Gwyneth Paltrow Fails Food Stamp Challenge In The GOOP-iest Way Possible


Poor Gwyneth Paltrow — no matter how often or how hard she tries to connect to the “common woman,” she just never quite gets it done successfully.

The actress is also a lifestyle writer who runs a website called GOOP. Paltrow has come under fire for her unrealistic recipes and eating style detailed on the blog — the food she uses in her recipes have an estimated cost of around $300 a day, putting it far out of realistic realms for most people. She has also been criticized for her insistence that she, as an actress, has it harder than a working mother with an office job, as well as her constantly failing efforts to be seen as the same as every other woman, while still peddling blankets that cost $900 on her website.

But so far, none of that has stopped Gwyneth on her quest for commonality.

Case-in-point is Gwyneth’s recent rise to a challenge made to her by celebrity chef Mario Batali. As previously reported by the Inquistr, Paltrow agreed to the Food Bank New York City challenge, which asks that participants live on an allotted budget for groceries equivalent to that of a person receiving SNAP benefits, or food stamps. Since Congress has enacted cuts on the SNAP program twice since 2013, the weekly grocery budget for one person comes to $29, or about $1.38 per meal.

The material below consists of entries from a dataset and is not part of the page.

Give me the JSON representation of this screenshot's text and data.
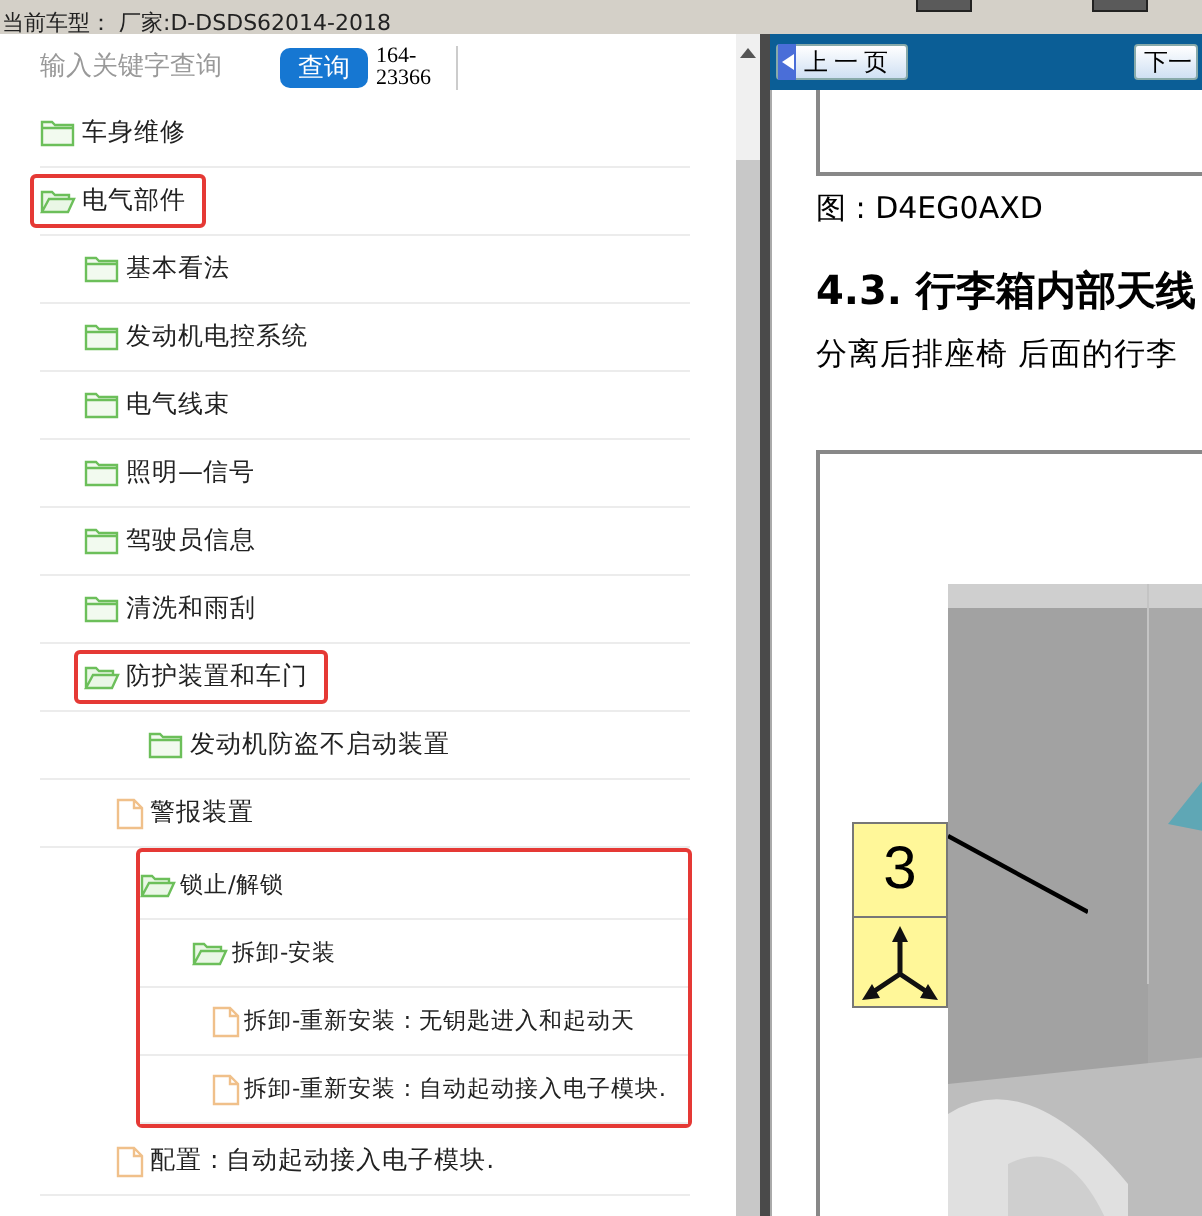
{
  "status_bar": {
    "vehicle_label": "当前车型：",
    "vehicle": "厂家:D-DSDS62014-2018"
  },
  "search": {
    "placeholder": "输入关键字查询",
    "button": "查询",
    "code_lines": [
      "164-",
      "23366"
    ]
  },
  "tree": [
    {
      "label": "车身维修",
      "kind": "folder",
      "expanded": false,
      "highlighted": false
    },
    {
      "label": "电气部件",
      "kind": "folder",
      "expanded": true,
      "highlighted": true,
      "children": [
        {
          "label": "基本看法",
          "kind": "folder",
          "expanded": false,
          "highlighted": false
        },
        {
          "label": "发动机电控系统",
          "kind": "folder",
          "expanded": false,
          "highlighted": false
        },
        {
          "label": "电气线束",
          "kind": "folder",
          "expanded": false,
          "highlighted": false
        },
        {
          "label": "照明—信号",
          "kind": "folder",
          "expanded": false,
          "highlighted": false
        },
        {
          "label": "驾驶员信息",
          "kind": "folder",
          "expanded": false,
          "highlighted": false
        },
        {
          "label": "清洗和雨刮",
          "kind": "folder",
          "expanded": false,
          "highlighted": false
        },
        {
          "label": "防护装置和车门",
          "kind": "folder",
          "expanded": true,
          "highlighted": true,
          "children": [
            {
              "label": "发动机防盗不启动装置",
              "kind": "folder",
              "expanded": false,
              "highlighted": false
            },
            {
              "label": "警报装置",
              "kind": "document",
              "highlighted": false
            },
            {
              "label": "锁止/解锁",
              "kind": "folder",
              "expanded": true,
              "highlighted": true,
              "highlight_includes_children": true,
              "children": [
                {
                  "label": "拆卸-安装",
                  "kind": "folder",
                  "expanded": true,
                  "children": [
                    {
                      "label": "拆卸-重新安装 : 无钥匙进入和起动天",
                      "kind": "document"
                    },
                    {
                      "label": "拆卸-重新安装 : 自动起动接入电子模块.",
                      "kind": "document"
                    }
                  ]
                }
              ]
            },
            {
              "label": "配置 : 自动起动接入电子模块.",
              "kind": "document",
              "highlighted": false
            }
          ]
        }
      ]
    }
  ],
  "document": {
    "nav": [
      {
        "label": "上一页",
        "kind": "previous"
      },
      {
        "label": "下一",
        "kind": "next"
      }
    ],
    "figure_caption": "图 : D4EG0AXD",
    "heading": "4.3. 行李箱内部天线",
    "paragraph": "分离后排座椅 后面的行李",
    "callout": {
      "number": "3"
    }
  }
}
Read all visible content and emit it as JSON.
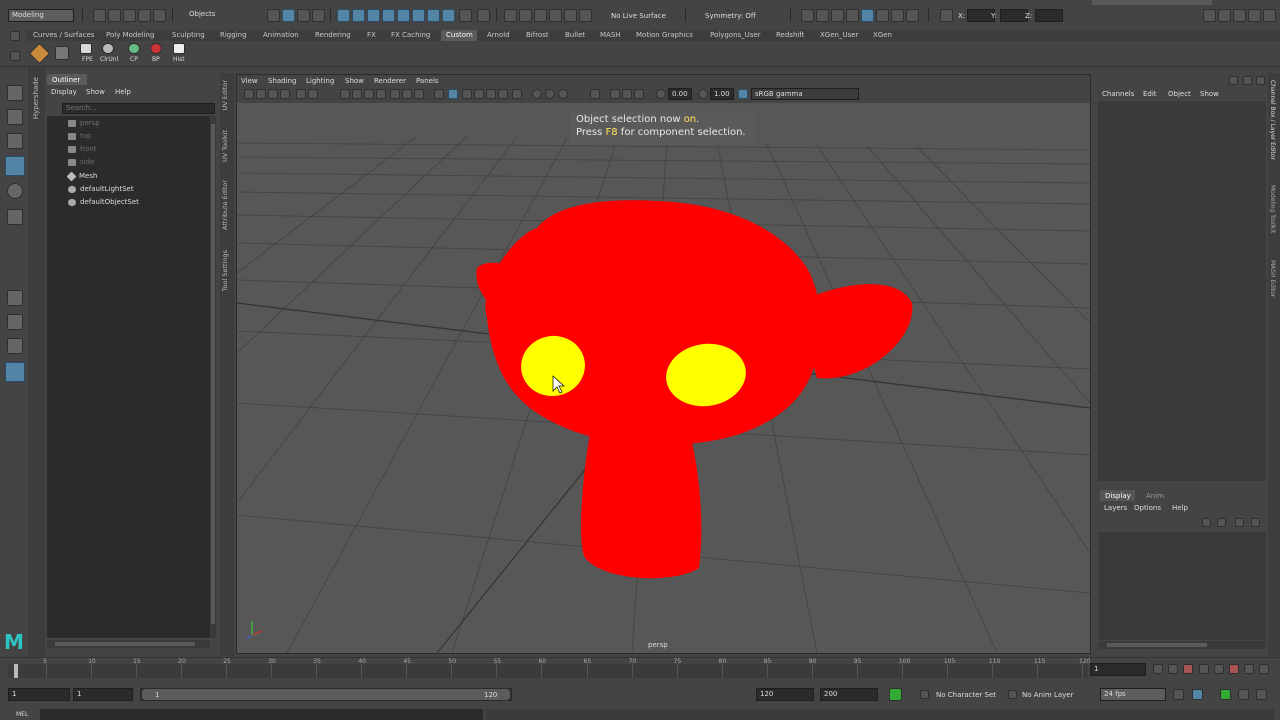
{
  "statusline": {
    "mode": "Modeling",
    "select_mode": "Objects",
    "live_surface": "No Live Surface",
    "symmetry": "Symmetry: Off",
    "x_label": "X:",
    "y_label": "Y:",
    "z_label": "Z:"
  },
  "shelf": {
    "tabs": [
      "Curves / Surfaces",
      "Poly Modeling",
      "Sculpting",
      "Rigging",
      "Animation",
      "Rendering",
      "FX",
      "FX Caching",
      "Custom",
      "Arnold",
      "Bifrost",
      "Bullet",
      "MASH",
      "Motion Graphics",
      "Polygons_User",
      "Redshift",
      "XGen_User",
      "XGen"
    ],
    "active_tab": "Custom",
    "buttons": [
      "FPE",
      "ClrUnl",
      "CP",
      "BP",
      "Hist"
    ]
  },
  "side_tabs": {
    "left": "Hypershade",
    "viewport_left": [
      "UV Editor",
      "UV Toolkit",
      "Attribute Editor",
      "Tool Settings"
    ],
    "right": [
      "Channel Box / Layer Editor",
      "Modeling Toolkit",
      "MASH Editor"
    ]
  },
  "outliner": {
    "title": "Outliner",
    "menu": [
      "Display",
      "Show",
      "Help"
    ],
    "search_placeholder": "Search...",
    "items": [
      {
        "label": "persp",
        "dim": true,
        "type": "camera"
      },
      {
        "label": "top",
        "dim": true,
        "type": "camera"
      },
      {
        "label": "front",
        "dim": true,
        "type": "camera"
      },
      {
        "label": "side",
        "dim": true,
        "type": "camera"
      },
      {
        "label": "Mesh",
        "dim": false,
        "type": "mesh"
      },
      {
        "label": "defaultLightSet",
        "dim": false,
        "type": "set"
      },
      {
        "label": "defaultObjectSet",
        "dim": false,
        "type": "set"
      }
    ]
  },
  "viewport": {
    "menu": [
      "View",
      "Shading",
      "Lighting",
      "Show",
      "Renderer",
      "Panels"
    ],
    "value1": "0.00",
    "value2": "1.00",
    "color_space": "sRGB gamma",
    "camera_label": "persp",
    "hud_line1_a": "Object selection now ",
    "hud_line1_b": "on",
    "hud_line1_c": ".",
    "hud_line2_a": "Press ",
    "hud_line2_b": "F8",
    "hud_line2_c": " for component selection."
  },
  "channel_box": {
    "menu": [
      "Channels",
      "Edit",
      "Object",
      "Show"
    ]
  },
  "layer_editor": {
    "tabs": [
      "Display",
      "Anim"
    ],
    "menu": [
      "Layers",
      "Options",
      "Help"
    ]
  },
  "timeline": {
    "ticks": [
      "5",
      "10",
      "15",
      "20",
      "25",
      "30",
      "35",
      "40",
      "45",
      "50",
      "55",
      "60",
      "65",
      "70",
      "75",
      "80",
      "85",
      "90",
      "95",
      "100",
      "105",
      "110",
      "115",
      "120"
    ],
    "current_frame": "1"
  },
  "range": {
    "start": "1",
    "playback_start": "1",
    "range_left": "1",
    "range_right": "120",
    "playback_end": "120",
    "end": "200",
    "character_set": "No Character Set",
    "anim_layer": "No Anim Layer",
    "fps": "24 fps"
  },
  "command_line": {
    "label": "MEL"
  },
  "colors": {
    "mesh": "#ff0000",
    "eyes": "#ffff00",
    "accent": "#5285a6"
  }
}
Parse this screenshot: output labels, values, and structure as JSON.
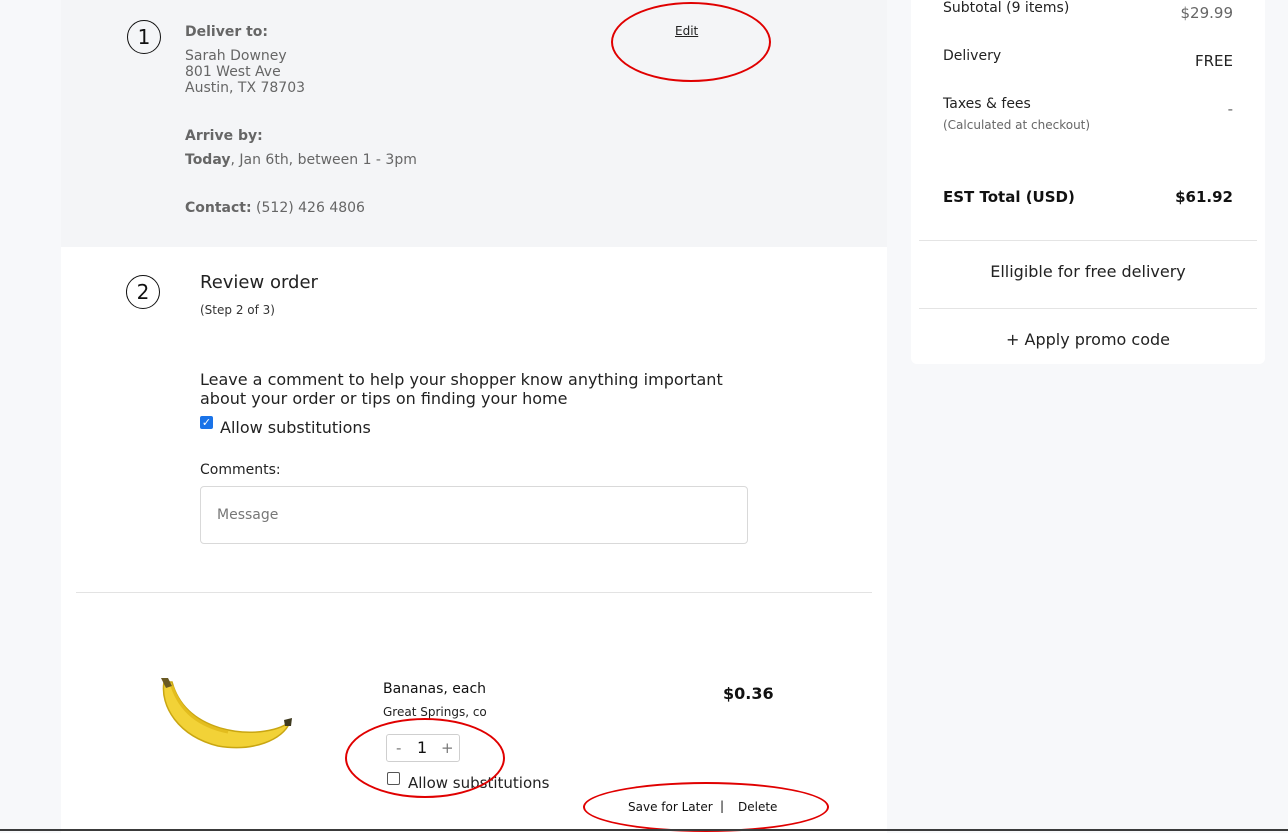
{
  "delivery": {
    "step": "1",
    "deliver_to_label": "Deliver to:",
    "name": "Sarah Downey",
    "address1": "801 West Ave",
    "address2": "Austin, TX 78703",
    "arrive_label": "Arrive by:",
    "arrive_day": "Today",
    "arrive_rest": ", Jan 6th, between 1 - 3pm",
    "contact_label": "Contact:",
    "contact_value": "(512) 426 4806",
    "edit_label": "Edit"
  },
  "review": {
    "step": "2",
    "title": "Review order",
    "subtitle": "(Step 2 of 3)",
    "comment_prompt_line1": "Leave a comment to help your shopper know anything important",
    "comment_prompt_line2": "about your order or tips on finding your home",
    "allow_substitutions_label": "Allow substitutions",
    "allow_substitutions_checked": true,
    "comments_label": "Comments:",
    "message_placeholder": "Message"
  },
  "item": {
    "name": "Bananas, each",
    "brand": "Great Springs, co",
    "price": "$0.36",
    "quantity": "1",
    "minus": "-",
    "plus": "+",
    "allow_substitutions_label": "Allow substitutions",
    "allow_substitutions_checked": false,
    "save_for_later": "Save for Later",
    "separator": "|",
    "delete": "Delete"
  },
  "summary": {
    "subtotal_label": "Subtotal (9 items)",
    "subtotal_value": "$29.99",
    "delivery_label": "Delivery",
    "delivery_value": "FREE",
    "taxes_label": "Taxes & fees",
    "taxes_note": "(Calculated at checkout)",
    "taxes_value": "-",
    "total_label": "EST Total (USD)",
    "total_value": "$61.92",
    "free_delivery": "Elligible for free delivery",
    "promo": "+ Apply promo code"
  },
  "colors": {
    "annotation": "#e00000",
    "checkbox": "#1a73e8"
  }
}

But rather than being humbled by the challenge, or admit to the difficulty of trying to eat on under $30 a week, Paltrow posted a picture of her food purchases on Twitter, stating simply that the items pictured were what a person could buy for $29 at the grocery store.

And her strange choices left many outraged.

Paltrow’s $29 bounty included a dozen eggs, brown rice, black beans — all nutritious, filling and economically-smart choices — as well as peas, tortillas, cilantro, limes and fresh vegetables. As pretty as the picture of her fresh, healthy choices make, the idea that the food pictured would be the only food eaten by a person in the course of a week seems not just unlikely, but unhealthy, as well.

Of course, this is the woman who wrote in her recipe book that she would “rather smoke crack than eat cheese from a tin.”

Rebecca Vipond Brink, a lifestyle writer at the Frisky, actually calculated what a person eating Paltrow’s choices would actually be consuming, calorie-wise, over a week, and it came to less than 1,000 calories a day – about half the calories recommended for a healthy, balanced diet. Brink breaks Paltrow’s diet down, drawing a sharp divide over not just the unrealistic grocery choices Paltrow made, but in the difference the type of a diet a woman like Paltrow needs, versus the diet a woman who is actually living on SNAP benefits would probably require.

“That is, by all means, possible for a week for someone who has the option to be physically active or not. It’s possible for a week for someone who doesn’t have that option, too, actually, but it’s not sustainable over the long term for someone who has limited transportation options, negligible assistance with childcare, and probably a minimum-wage-or-less service job. The average sedentary adult burns at least 1600 calories in a day. Supposing that the average woman in America is 5’4″ and weighs 165 pounds, she’d burn about 2400 calories a day even if she was moderately active, meaning that she worked a service job and took care of kids. She would be working at a 1400-calorie deficit on Gwyneth’s diet.”

And, of course, Twitter showed Gwyneth Paltrow no mercy when it came to the way she fulfilled the Food Stamp Challenge.

“Don’t Worry, Poor People: Gwyneth Paltrow Is Here to Show You How to GOOP Your Food-Stamp Benefits,” wrote one person.

“Gwyneth Paltrow eating on $29 for an entire week might be more impressive if she consumed more than 1,000 calories in that time,” wrote another.

“Gwyneth Paltrow bought scallions, onions, a clove of garlic, and fresh parsley. She is doing her poor people shopping wrong,” summed up another Tweet.

Considering that she spent an estimated $5.00 on limes alone, it’s little surprise that her food choices have come under major scrutiny.

Gwyneth Paltrow’s $29 grocery bag has certainly left a bad taste in many people’s mouths — but the question that needs to be asked is whether Paltrow did it out of ignorance of how low-income people actually need to live, or out of maliciousness in an effort to highlight her own extreme eating choices that she sees as healthy — or is it because she is so truly out of touch with reality that spending a significant portion of a very small food budget on garnishes rather than actual food seemed like a reasonable choice?